Think about the support of such transformations. ln $x$ requires that $x > 0$, ln ln $x$ requires that $x > 1$, ln ln ln $x$ that $x > e = \exp(1)$, and so forth. Can you think of variables that naturally satisfy such limits? Also, if one limit is natural, the others won't be.
So, while you have a mathematical family here, it is not statistically very useful.
Also, even if by accident or otherwise your data satisfy these limits, these are very severe transformations, even ln repeated twice. They may be the ultimate outlier tamers for large positive values, but they also may have the opposite effect of creating outliers by separating arbitrarily small values just above the lower limits.
If you want something stronger than the logarithm for transforming highly skewed positive values, the (negative) reciprocal is the best candidate.

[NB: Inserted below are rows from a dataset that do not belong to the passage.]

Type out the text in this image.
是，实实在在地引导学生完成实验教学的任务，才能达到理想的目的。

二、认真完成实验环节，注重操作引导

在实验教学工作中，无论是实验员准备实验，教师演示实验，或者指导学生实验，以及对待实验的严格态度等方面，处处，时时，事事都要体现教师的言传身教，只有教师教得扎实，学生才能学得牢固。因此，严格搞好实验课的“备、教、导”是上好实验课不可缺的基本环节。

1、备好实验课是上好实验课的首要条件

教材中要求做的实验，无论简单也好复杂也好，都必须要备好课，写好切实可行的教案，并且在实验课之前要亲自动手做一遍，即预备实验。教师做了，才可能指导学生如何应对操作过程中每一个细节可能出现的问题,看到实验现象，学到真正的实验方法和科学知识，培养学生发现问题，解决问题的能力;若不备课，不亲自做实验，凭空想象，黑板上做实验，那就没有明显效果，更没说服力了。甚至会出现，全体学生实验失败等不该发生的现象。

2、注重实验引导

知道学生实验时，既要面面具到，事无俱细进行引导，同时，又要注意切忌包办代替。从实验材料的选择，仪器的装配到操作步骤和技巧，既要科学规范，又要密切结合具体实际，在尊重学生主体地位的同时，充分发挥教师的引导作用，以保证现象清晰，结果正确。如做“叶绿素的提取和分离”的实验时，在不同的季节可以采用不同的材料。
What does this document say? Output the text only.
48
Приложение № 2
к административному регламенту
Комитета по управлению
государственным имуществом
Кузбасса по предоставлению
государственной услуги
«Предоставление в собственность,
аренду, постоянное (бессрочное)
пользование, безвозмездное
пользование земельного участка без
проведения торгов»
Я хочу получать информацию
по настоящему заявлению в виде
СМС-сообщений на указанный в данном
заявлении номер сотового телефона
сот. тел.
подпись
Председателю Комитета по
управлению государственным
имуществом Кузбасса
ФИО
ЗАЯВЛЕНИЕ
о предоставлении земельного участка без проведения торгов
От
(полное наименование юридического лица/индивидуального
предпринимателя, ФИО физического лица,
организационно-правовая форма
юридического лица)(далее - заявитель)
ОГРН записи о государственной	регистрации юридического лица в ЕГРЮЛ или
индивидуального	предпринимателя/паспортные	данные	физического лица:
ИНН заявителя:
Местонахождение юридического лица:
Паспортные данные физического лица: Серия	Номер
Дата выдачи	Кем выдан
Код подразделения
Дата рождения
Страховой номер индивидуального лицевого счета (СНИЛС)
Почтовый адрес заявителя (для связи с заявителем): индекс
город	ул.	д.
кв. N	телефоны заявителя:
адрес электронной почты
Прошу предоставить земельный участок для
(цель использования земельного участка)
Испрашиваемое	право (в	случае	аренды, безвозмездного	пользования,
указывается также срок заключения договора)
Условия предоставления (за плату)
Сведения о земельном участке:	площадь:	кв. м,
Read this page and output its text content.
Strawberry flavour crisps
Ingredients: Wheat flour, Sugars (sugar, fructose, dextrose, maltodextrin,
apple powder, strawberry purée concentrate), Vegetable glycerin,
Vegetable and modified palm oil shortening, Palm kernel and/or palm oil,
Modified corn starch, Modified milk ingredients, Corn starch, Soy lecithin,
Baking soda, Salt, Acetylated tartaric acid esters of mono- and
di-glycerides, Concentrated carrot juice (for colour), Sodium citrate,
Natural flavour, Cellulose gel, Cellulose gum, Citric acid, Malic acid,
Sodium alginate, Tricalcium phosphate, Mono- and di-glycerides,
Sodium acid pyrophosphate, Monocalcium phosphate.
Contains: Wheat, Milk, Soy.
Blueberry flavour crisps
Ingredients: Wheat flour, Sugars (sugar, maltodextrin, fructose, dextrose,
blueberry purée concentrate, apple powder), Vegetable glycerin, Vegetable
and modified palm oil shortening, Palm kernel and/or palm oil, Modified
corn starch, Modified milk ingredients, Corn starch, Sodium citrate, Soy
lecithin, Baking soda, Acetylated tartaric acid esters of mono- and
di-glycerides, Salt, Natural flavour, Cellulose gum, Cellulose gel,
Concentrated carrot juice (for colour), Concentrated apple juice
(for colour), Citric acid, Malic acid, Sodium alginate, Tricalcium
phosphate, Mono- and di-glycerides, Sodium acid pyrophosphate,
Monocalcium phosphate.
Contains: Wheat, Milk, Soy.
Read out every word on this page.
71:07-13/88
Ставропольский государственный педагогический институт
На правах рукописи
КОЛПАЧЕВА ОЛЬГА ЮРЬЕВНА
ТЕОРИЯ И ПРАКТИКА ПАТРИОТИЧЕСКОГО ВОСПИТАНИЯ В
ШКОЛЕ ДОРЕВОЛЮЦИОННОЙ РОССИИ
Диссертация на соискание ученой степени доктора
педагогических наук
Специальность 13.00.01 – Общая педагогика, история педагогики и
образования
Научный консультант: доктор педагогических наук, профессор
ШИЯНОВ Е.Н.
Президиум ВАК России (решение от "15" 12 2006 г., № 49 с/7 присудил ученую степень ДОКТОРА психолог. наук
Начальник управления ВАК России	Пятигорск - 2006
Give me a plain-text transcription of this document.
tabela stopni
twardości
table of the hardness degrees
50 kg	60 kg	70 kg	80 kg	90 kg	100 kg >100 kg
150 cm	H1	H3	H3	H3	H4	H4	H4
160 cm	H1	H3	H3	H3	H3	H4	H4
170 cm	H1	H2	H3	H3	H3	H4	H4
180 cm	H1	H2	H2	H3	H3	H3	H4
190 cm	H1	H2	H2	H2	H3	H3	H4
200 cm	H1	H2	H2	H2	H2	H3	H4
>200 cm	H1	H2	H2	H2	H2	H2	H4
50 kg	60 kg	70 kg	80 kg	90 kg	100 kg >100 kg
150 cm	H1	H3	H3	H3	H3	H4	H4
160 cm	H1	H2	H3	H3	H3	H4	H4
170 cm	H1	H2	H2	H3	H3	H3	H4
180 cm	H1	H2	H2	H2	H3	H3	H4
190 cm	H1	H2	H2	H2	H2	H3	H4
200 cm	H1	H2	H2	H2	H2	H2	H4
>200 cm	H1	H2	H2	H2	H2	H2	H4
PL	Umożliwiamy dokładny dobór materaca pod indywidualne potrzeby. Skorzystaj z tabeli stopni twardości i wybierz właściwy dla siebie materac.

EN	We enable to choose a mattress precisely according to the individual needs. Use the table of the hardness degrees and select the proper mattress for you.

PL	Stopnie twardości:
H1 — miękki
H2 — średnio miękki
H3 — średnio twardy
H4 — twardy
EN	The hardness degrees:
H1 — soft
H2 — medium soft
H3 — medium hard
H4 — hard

It has the added virtues that its units of measurement are easy to think about and its interpretation is often easy (e.g. times and rates are reciprocals of each other). (A negative sign is optional here if preserving order is important.)
A quite different and much more positive point is that functions such as the loglog $-$ln($-$ln($x$)) and complementary loglog ln($−$ln$ (1−x))$ can be very useful for $0 < x < 1$ and appear as link functions for generalized linear models.